I do finally understand why 15×70 binoculars are popular with some beginners, though. For simply tracking down deep-sky objects — as opposed to seeing detail in them — the combination of the binoculars' enormous field of view, straight-through pointing, and pretty-huge light grasp is hard to beat. That could avoid a lot of the frustration that many beginners experience.

4 thoughts on “Big Binocular Messier Survey

  1. Zooball

    My first observing list was Phil Harrington’s Star Watch book. I completed it with my Orion (Vixen) 30×80 binoculars, and found it to be a thoroughly enjoyable experience. There was only a few double stars that I could not split, but M40 was an easy target. ;)

    You can see my results at #3 here: http://www.philharrington.net/hallfame.htm I also earned an Astronomical League Binocular Messier Club Certificate for the same effort. But also notice on the Star Watch Hall of Fame page most of the observers used binoculars for at least part of this book. They are simply the best tool for wide objects.

    I completely agree that using binoculars, even giant ones, is probably the easiest way for a beginning observer to get into completing “easy” observing lists like the Messier catalog. And, for my “return visits” of the Messier Catalog, I used a 12 inch Starfinder dobsonian combined with my binocular experience of knowing what to see and where.

    Earlier this year I got 110 objects in a Messier Marathon with the Starfinder, but I really want to go back and try it again with the binoculars!

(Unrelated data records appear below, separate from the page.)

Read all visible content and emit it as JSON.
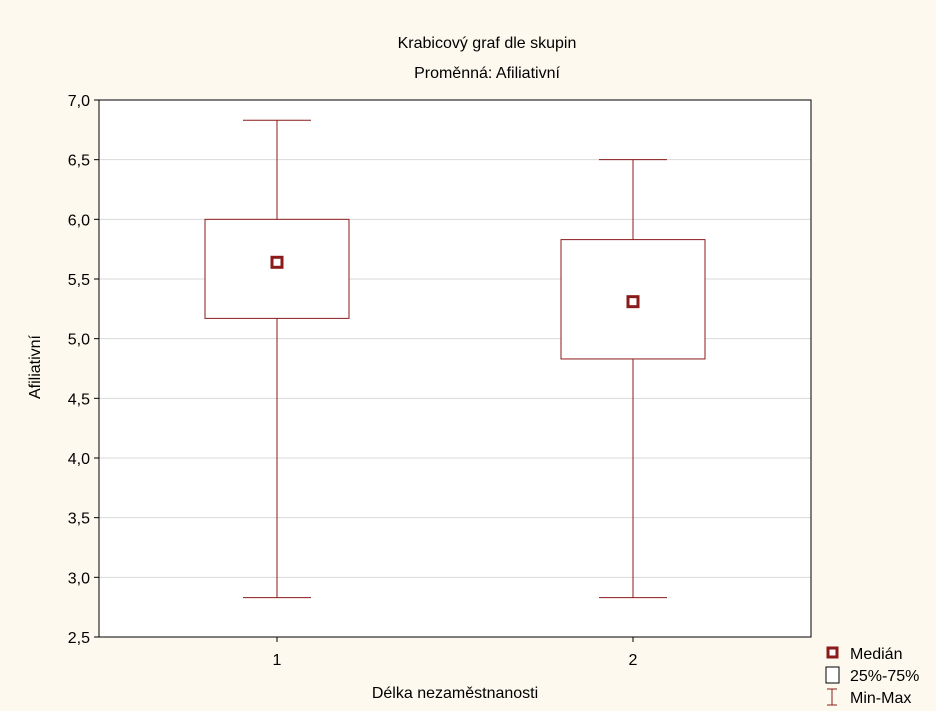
{
  "chart_data": {
    "type": "boxplot",
    "title": "Krabicový graf dle skupin",
    "subtitle": "Proměnná: Afiliativní",
    "xlabel": "Délka nezaměstnanosti",
    "ylabel": "Afiliativní",
    "categories": [
      "1",
      "2"
    ],
    "ylim": [
      2.5,
      7.0
    ],
    "yticks": [
      "2,5",
      "3,0",
      "3,5",
      "4,0",
      "4,5",
      "5,0",
      "5,5",
      "6,0",
      "6,5",
      "7,0"
    ],
    "ytick_values": [
      2.5,
      3.0,
      3.5,
      4.0,
      4.5,
      5.0,
      5.5,
      6.0,
      6.5,
      7.0
    ],
    "grid": true,
    "series": [
      {
        "category": "1",
        "min": 2.83,
        "q1": 5.17,
        "median": 5.64,
        "q3": 6.0,
        "max": 6.83
      },
      {
        "category": "2",
        "min": 2.83,
        "q1": 4.83,
        "median": 5.31,
        "q3": 5.83,
        "max": 6.5
      }
    ],
    "legend": {
      "placement": "bottom-right",
      "entries": [
        "Medián",
        "25%-75%",
        "Min-Max"
      ]
    },
    "colors": {
      "line": "#8b1a1a",
      "median_fill": "#8b1a1a",
      "grid": "#d9d9d9",
      "background": "#fdf9ef",
      "plot_background": "#ffffff"
    }
  }
}
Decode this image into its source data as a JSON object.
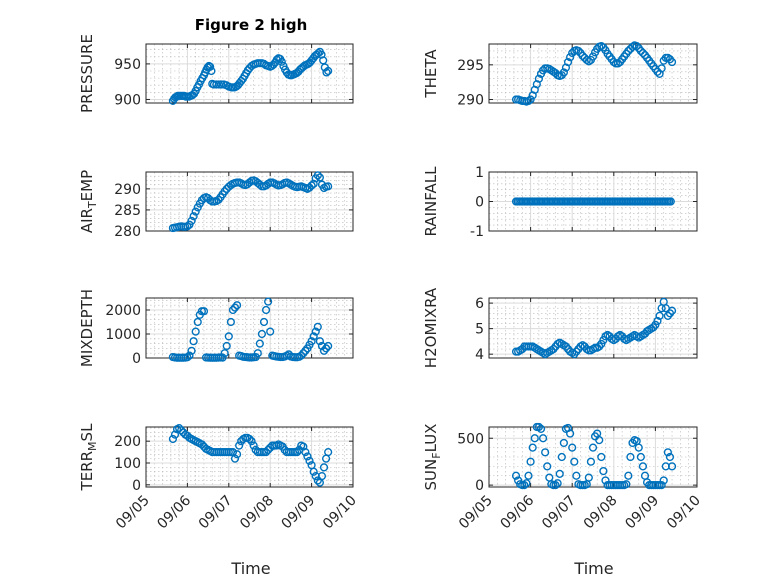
{
  "figure": {
    "title": "Figure 2 high",
    "xlabel": "Time",
    "marker_color": "#0072BD",
    "x_ticks": [
      "09/05",
      "09/06",
      "09/07",
      "09/08",
      "09/09",
      "09/10"
    ]
  },
  "chart_data": [
    {
      "type": "scatter",
      "title": "Figure 2 high",
      "ylabel": "PRESSURE",
      "xlim": [
        0,
        5
      ],
      "ylim": [
        895,
        978
      ],
      "yticks": [
        900,
        950
      ],
      "x": [
        0.65,
        0.68,
        0.71,
        0.74,
        0.77,
        0.8,
        0.84,
        0.88,
        0.92,
        0.96,
        1.0,
        1.04,
        1.08,
        1.12,
        1.16,
        1.2,
        1.24,
        1.28,
        1.32,
        1.36,
        1.4,
        1.43,
        1.46,
        1.49,
        1.52,
        1.55,
        1.58,
        1.6,
        1.64,
        1.7,
        1.76,
        1.82,
        1.88,
        1.94,
        2.0,
        2.06,
        2.1,
        2.14,
        2.18,
        2.22,
        2.26,
        2.3,
        2.34,
        2.38,
        2.42,
        2.46,
        2.5,
        2.55,
        2.6,
        2.65,
        2.7,
        2.75,
        2.8,
        2.85,
        2.9,
        2.95,
        3.0,
        3.04,
        3.08,
        3.12,
        3.16,
        3.2,
        3.24,
        3.28,
        3.32,
        3.36,
        3.4,
        3.44,
        3.48,
        3.52,
        3.56,
        3.6,
        3.64,
        3.68,
        3.72,
        3.76,
        3.8,
        3.84,
        3.88,
        3.92,
        3.96,
        4.0,
        4.04,
        4.08,
        4.12,
        4.16,
        4.2,
        4.24,
        4.28,
        4.32,
        4.36,
        4.4
      ],
      "y": [
        898,
        901,
        903,
        904,
        905,
        905,
        905,
        905,
        905,
        904,
        904,
        904,
        905,
        906,
        908,
        912,
        917,
        921,
        926,
        930,
        934,
        938,
        942,
        945,
        947,
        946,
        940,
        922,
        921,
        921,
        921,
        921,
        921,
        920,
        918,
        917,
        917,
        917,
        918,
        920,
        923,
        926,
        929,
        933,
        937,
        941,
        944,
        947,
        949,
        950,
        951,
        951,
        951,
        950,
        948,
        947,
        946,
        947,
        949,
        952,
        956,
        958,
        957,
        953,
        947,
        942,
        938,
        935,
        934,
        934,
        935,
        936,
        937,
        939,
        942,
        944,
        946,
        948,
        949,
        950,
        952,
        955,
        958,
        961,
        963,
        965,
        967,
        963,
        955,
        945,
        938,
        940
      ]
    },
    {
      "type": "scatter",
      "ylabel": "THETA",
      "xlim": [
        0,
        5
      ],
      "ylim": [
        289.5,
        298
      ],
      "yticks": [
        290,
        295
      ],
      "x": [
        0.65,
        0.7,
        0.75,
        0.8,
        0.85,
        0.9,
        0.95,
        1.0,
        1.05,
        1.1,
        1.15,
        1.2,
        1.25,
        1.3,
        1.35,
        1.4,
        1.45,
        1.5,
        1.55,
        1.6,
        1.65,
        1.7,
        1.75,
        1.8,
        1.85,
        1.9,
        1.95,
        2.0,
        2.05,
        2.1,
        2.15,
        2.2,
        2.25,
        2.3,
        2.35,
        2.4,
        2.45,
        2.5,
        2.55,
        2.6,
        2.65,
        2.7,
        2.75,
        2.8,
        2.85,
        2.9,
        2.95,
        3.0,
        3.05,
        3.1,
        3.15,
        3.2,
        3.25,
        3.3,
        3.35,
        3.4,
        3.45,
        3.5,
        3.55,
        3.6,
        3.65,
        3.7,
        3.75,
        3.8,
        3.85,
        3.9,
        3.95,
        4.0,
        4.05,
        4.1,
        4.15,
        4.2,
        4.25,
        4.3,
        4.35,
        4.4
      ],
      "y": [
        290,
        290,
        289.9,
        289.8,
        289.8,
        289.7,
        289.8,
        290,
        290.6,
        291.4,
        292.2,
        293,
        293.7,
        294.2,
        294.5,
        294.5,
        294.4,
        294.2,
        294,
        293.8,
        293.5,
        293.4,
        293.5,
        293.9,
        294.6,
        295.4,
        296.1,
        296.7,
        297,
        297.1,
        297,
        296.7,
        296.3,
        296,
        295.7,
        295.5,
        295.7,
        296.2,
        296.8,
        297.3,
        297.6,
        297.7,
        297.5,
        297.1,
        296.6,
        296.2,
        295.8,
        295.4,
        295.2,
        295.2,
        295.4,
        295.8,
        296.2,
        296.6,
        297,
        297.3,
        297.6,
        297.8,
        297.7,
        297.4,
        297,
        296.7,
        296.4,
        296,
        295.6,
        295.2,
        294.8,
        294.4,
        294,
        293.7,
        294.5,
        295.6,
        296,
        296,
        295.8,
        295.4
      ]
    },
    {
      "type": "scatter",
      "ylabel": "AIR_TEMP",
      "xlim": [
        0,
        5
      ],
      "ylim": [
        280,
        294
      ],
      "yticks": [
        280,
        285,
        290
      ],
      "x": [
        0.65,
        0.7,
        0.75,
        0.8,
        0.85,
        0.9,
        0.95,
        1.0,
        1.05,
        1.1,
        1.15,
        1.2,
        1.25,
        1.3,
        1.35,
        1.4,
        1.45,
        1.5,
        1.55,
        1.6,
        1.65,
        1.7,
        1.75,
        1.8,
        1.85,
        1.9,
        1.95,
        2.0,
        2.05,
        2.1,
        2.15,
        2.2,
        2.25,
        2.3,
        2.35,
        2.4,
        2.45,
        2.5,
        2.55,
        2.6,
        2.65,
        2.7,
        2.75,
        2.8,
        2.85,
        2.9,
        2.95,
        3.0,
        3.05,
        3.1,
        3.15,
        3.2,
        3.25,
        3.3,
        3.35,
        3.4,
        3.45,
        3.5,
        3.55,
        3.6,
        3.65,
        3.7,
        3.75,
        3.8,
        3.85,
        3.9,
        3.95,
        4.0,
        4.05,
        4.1,
        4.15,
        4.2,
        4.25,
        4.3,
        4.35,
        4.4
      ],
      "y": [
        280.7,
        280.8,
        280.9,
        281,
        281.1,
        281,
        281,
        281.1,
        281.5,
        282.4,
        283.5,
        284.6,
        285.6,
        286.5,
        287.3,
        287.8,
        288,
        287.8,
        287.3,
        287,
        287,
        287.1,
        287.4,
        288,
        288.7,
        289.4,
        290,
        290.5,
        290.9,
        291.2,
        291.4,
        291.5,
        291.5,
        291.3,
        291,
        290.9,
        291.1,
        291.5,
        291.9,
        292,
        291.8,
        291.4,
        291,
        290.6,
        290.6,
        290.8,
        291.2,
        291.5,
        291.5,
        291.3,
        291,
        290.8,
        290.9,
        291.1,
        291.4,
        291.5,
        291.3,
        291,
        290.7,
        290.5,
        290.4,
        290.5,
        290.6,
        290.4,
        290.2,
        290,
        290.3,
        290.8,
        291.2,
        292.5,
        293.2,
        292.7,
        291,
        290.2,
        290.5,
        290.6
      ]
    },
    {
      "type": "scatter",
      "ylabel": "RAINFALL",
      "xlim": [
        0,
        5
      ],
      "ylim": [
        -1,
        1
      ],
      "yticks": [
        -1,
        0,
        1
      ],
      "x_range": [
        0.65,
        4.4
      ],
      "x_step": 0.04,
      "constant_y": 0
    },
    {
      "type": "scatter",
      "ylabel": "MIXDEPTH",
      "xlim": [
        0,
        5
      ],
      "ylim": [
        0,
        2500
      ],
      "yticks": [
        0,
        1000,
        2000
      ],
      "x": [
        0.65,
        0.7,
        0.75,
        0.8,
        0.85,
        0.9,
        0.95,
        1.0,
        1.05,
        1.1,
        1.15,
        1.2,
        1.25,
        1.3,
        1.35,
        1.4,
        1.45,
        1.5,
        1.55,
        1.6,
        1.65,
        1.7,
        1.75,
        1.8,
        1.85,
        1.9,
        1.95,
        2.0,
        2.05,
        2.1,
        2.15,
        2.2,
        2.25,
        2.3,
        2.35,
        2.4,
        2.45,
        2.5,
        2.55,
        2.6,
        2.65,
        2.7,
        2.75,
        2.8,
        2.85,
        2.9,
        2.95,
        3.0,
        3.05,
        3.1,
        3.15,
        3.2,
        3.25,
        3.3,
        3.35,
        3.4,
        3.45,
        3.5,
        3.55,
        3.6,
        3.65,
        3.7,
        3.75,
        3.8,
        3.85,
        3.9,
        3.95,
        4.0,
        4.05,
        4.1,
        4.15,
        4.2,
        4.25,
        4.3,
        4.35,
        4.4
      ],
      "y": [
        40,
        20,
        10,
        10,
        10,
        10,
        15,
        30,
        100,
        300,
        700,
        1100,
        1500,
        1800,
        1950,
        1950,
        20,
        15,
        10,
        10,
        10,
        10,
        15,
        20,
        15,
        200,
        500,
        900,
        1500,
        2000,
        2100,
        2200,
        100,
        80,
        50,
        40,
        30,
        20,
        20,
        30,
        40,
        200,
        600,
        1000,
        1500,
        2000,
        2350,
        1100,
        100,
        80,
        60,
        50,
        40,
        40,
        60,
        100,
        150,
        60,
        40,
        30,
        30,
        50,
        100,
        200,
        300,
        400,
        550,
        700,
        900,
        1100,
        1300,
        700,
        500,
        300,
        400,
        500
      ]
    },
    {
      "type": "scatter",
      "ylabel": "H2OMIXRA",
      "xlim": [
        0,
        5
      ],
      "ylim": [
        3.85,
        6.2
      ],
      "yticks": [
        4,
        5,
        6
      ],
      "x": [
        0.65,
        0.7,
        0.75,
        0.8,
        0.85,
        0.9,
        0.95,
        1.0,
        1.05,
        1.1,
        1.15,
        1.2,
        1.25,
        1.3,
        1.35,
        1.4,
        1.45,
        1.5,
        1.55,
        1.6,
        1.65,
        1.7,
        1.75,
        1.8,
        1.85,
        1.9,
        1.95,
        2.0,
        2.05,
        2.1,
        2.15,
        2.2,
        2.25,
        2.3,
        2.35,
        2.4,
        2.45,
        2.5,
        2.55,
        2.6,
        2.65,
        2.7,
        2.75,
        2.8,
        2.85,
        2.9,
        2.95,
        3.0,
        3.05,
        3.1,
        3.15,
        3.2,
        3.25,
        3.3,
        3.35,
        3.4,
        3.45,
        3.5,
        3.55,
        3.6,
        3.65,
        3.7,
        3.75,
        3.8,
        3.85,
        3.9,
        3.95,
        4.0,
        4.05,
        4.1,
        4.15,
        4.2,
        4.25,
        4.3,
        4.35,
        4.4
      ],
      "y": [
        4.1,
        4.1,
        4.15,
        4.2,
        4.3,
        4.3,
        4.3,
        4.3,
        4.3,
        4.25,
        4.2,
        4.15,
        4.1,
        4.05,
        4.0,
        4.05,
        4.1,
        4.15,
        4.2,
        4.3,
        4.4,
        4.45,
        4.4,
        4.35,
        4.3,
        4.2,
        4.1,
        4.05,
        4.0,
        4.1,
        4.2,
        4.3,
        4.35,
        4.3,
        4.2,
        4.15,
        4.15,
        4.2,
        4.25,
        4.25,
        4.3,
        4.4,
        4.55,
        4.7,
        4.75,
        4.7,
        4.6,
        4.55,
        4.6,
        4.7,
        4.75,
        4.7,
        4.6,
        4.55,
        4.6,
        4.65,
        4.7,
        4.75,
        4.7,
        4.65,
        4.7,
        4.75,
        4.8,
        4.9,
        4.95,
        5.0,
        5.05,
        5.15,
        5.3,
        5.5,
        5.8,
        6.05,
        5.8,
        5.5,
        5.6,
        5.7
      ]
    },
    {
      "type": "scatter",
      "ylabel": "TERR_MSL",
      "xlim": [
        0,
        5
      ],
      "ylim": [
        -10,
        265
      ],
      "yticks": [
        0,
        100,
        200
      ],
      "x": [
        0.65,
        0.7,
        0.75,
        0.8,
        0.85,
        0.9,
        0.95,
        1.0,
        1.05,
        1.1,
        1.15,
        1.2,
        1.25,
        1.3,
        1.35,
        1.4,
        1.45,
        1.5,
        1.55,
        1.6,
        1.65,
        1.7,
        1.75,
        1.8,
        1.85,
        1.9,
        1.95,
        2.0,
        2.05,
        2.1,
        2.15,
        2.2,
        2.25,
        2.3,
        2.35,
        2.4,
        2.45,
        2.5,
        2.55,
        2.6,
        2.65,
        2.7,
        2.75,
        2.8,
        2.85,
        2.9,
        2.95,
        3.0,
        3.05,
        3.1,
        3.15,
        3.2,
        3.25,
        3.3,
        3.35,
        3.4,
        3.45,
        3.5,
        3.55,
        3.6,
        3.65,
        3.7,
        3.75,
        3.8,
        3.85,
        3.9,
        3.95,
        4.0,
        4.05,
        4.1,
        4.15,
        4.2,
        4.25,
        4.3,
        4.35,
        4.4
      ],
      "y": [
        210,
        230,
        255,
        260,
        250,
        240,
        230,
        225,
        215,
        210,
        205,
        200,
        195,
        190,
        185,
        175,
        165,
        160,
        155,
        150,
        150,
        150,
        150,
        150,
        150,
        150,
        150,
        150,
        150,
        150,
        120,
        140,
        180,
        200,
        210,
        215,
        215,
        210,
        200,
        180,
        160,
        150,
        150,
        150,
        150,
        150,
        160,
        170,
        180,
        180,
        180,
        185,
        180,
        175,
        160,
        150,
        150,
        150,
        150,
        150,
        150,
        160,
        180,
        175,
        150,
        130,
        110,
        90,
        60,
        40,
        20,
        10,
        40,
        80,
        120,
        150
      ]
    },
    {
      "type": "scatter",
      "ylabel": "SUN_FLUX",
      "xlim": [
        0,
        5
      ],
      "ylim": [
        -20,
        620
      ],
      "yticks": [
        0,
        500
      ],
      "x": [
        0.65,
        0.7,
        0.75,
        0.8,
        0.85,
        0.9,
        0.95,
        1.0,
        1.05,
        1.1,
        1.15,
        1.2,
        1.25,
        1.3,
        1.35,
        1.4,
        1.45,
        1.5,
        1.55,
        1.6,
        1.65,
        1.7,
        1.75,
        1.8,
        1.85,
        1.9,
        1.95,
        2.0,
        2.05,
        2.1,
        2.15,
        2.2,
        2.25,
        2.3,
        2.35,
        2.4,
        2.45,
        2.5,
        2.55,
        2.6,
        2.65,
        2.7,
        2.75,
        2.8,
        2.85,
        2.9,
        2.95,
        3.0,
        3.05,
        3.1,
        3.15,
        3.2,
        3.25,
        3.3,
        3.35,
        3.4,
        3.45,
        3.5,
        3.55,
        3.6,
        3.65,
        3.7,
        3.75,
        3.8,
        3.85,
        3.9,
        3.95,
        4.0,
        4.05,
        4.1,
        4.15,
        4.2,
        4.25,
        4.3,
        4.35,
        4.4
      ],
      "y": [
        100,
        50,
        10,
        0,
        0,
        20,
        100,
        250,
        400,
        500,
        620,
        620,
        600,
        500,
        350,
        200,
        80,
        10,
        0,
        0,
        20,
        120,
        300,
        450,
        600,
        610,
        550,
        400,
        250,
        100,
        10,
        0,
        0,
        0,
        10,
        80,
        250,
        400,
        520,
        550,
        480,
        300,
        150,
        50,
        0,
        0,
        0,
        0,
        0,
        0,
        0,
        0,
        0,
        10,
        100,
        300,
        450,
        480,
        470,
        400,
        300,
        200,
        100,
        30,
        0,
        0,
        0,
        0,
        0,
        0,
        0,
        50,
        200,
        350,
        300,
        200
      ]
    }
  ]
}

  2. AstroDr.Mike Prochoda

    Medium-size binoculars make excellent tools for finding the Messier objects. Last March (3/17 to 3/18/07) I participated in a Messier Marathon using both my 140mm refractor and my Pentax 16 x 60 binoculars mounted on an observing chair. I only missed M30 with the refractor (too close to the rising sun) and was able to bag all of the Messiers I attempted except M74. M2, M72, M73, and M30 were not even attempted using the binos, as I was too busy trying to find these objects in the brightening dawn sky using my refractor. I have subsequently easily observed all of these “missed” Messier objects with the same Pentax 16 x 60 binoculars when the objects were well-placed in the sky. My impression is that you could probably get all of the Messiers with 15 x 50 binoculars by knowing just where to look and having the binoculars firmly mounted. Does anyone know what the smallest aperture or lowest power binoculars are – that have been used to “bag” all 110 Messier objects?

  3. AstroDr.Mike Prochoda

    Medium-size binoculars make excellent tools for finding the Messier objects. Last March (3/17 to 3/18/07) I participated in a Messier Marathon using both my 140mm refractor and my Pentax 16 x 60 binoculars mounted on an observing chair. I only missed M30 with the refractor (too close to the rising sun) and was able to bag all of the Messiers I attempted except M74. M2, M72, M73, and M30 were not even attempted using the binos, as I was too busy trying to find these objects in the brightening dawn sky using my refractor. I have subsequently easily observed all of these “missed” Messier objects with the same Pentax 16 x 60 binoculars when the objects were well-placed in the sky. My impression is that you could probably get all of the Messiers with 15 x 50 binoculars by knowing just where to look and having the binoculars firmly mounted. Does anyone know what the smallest aperture or lowest power binoculars are – that have been used to “bag” all 110 Messier objects?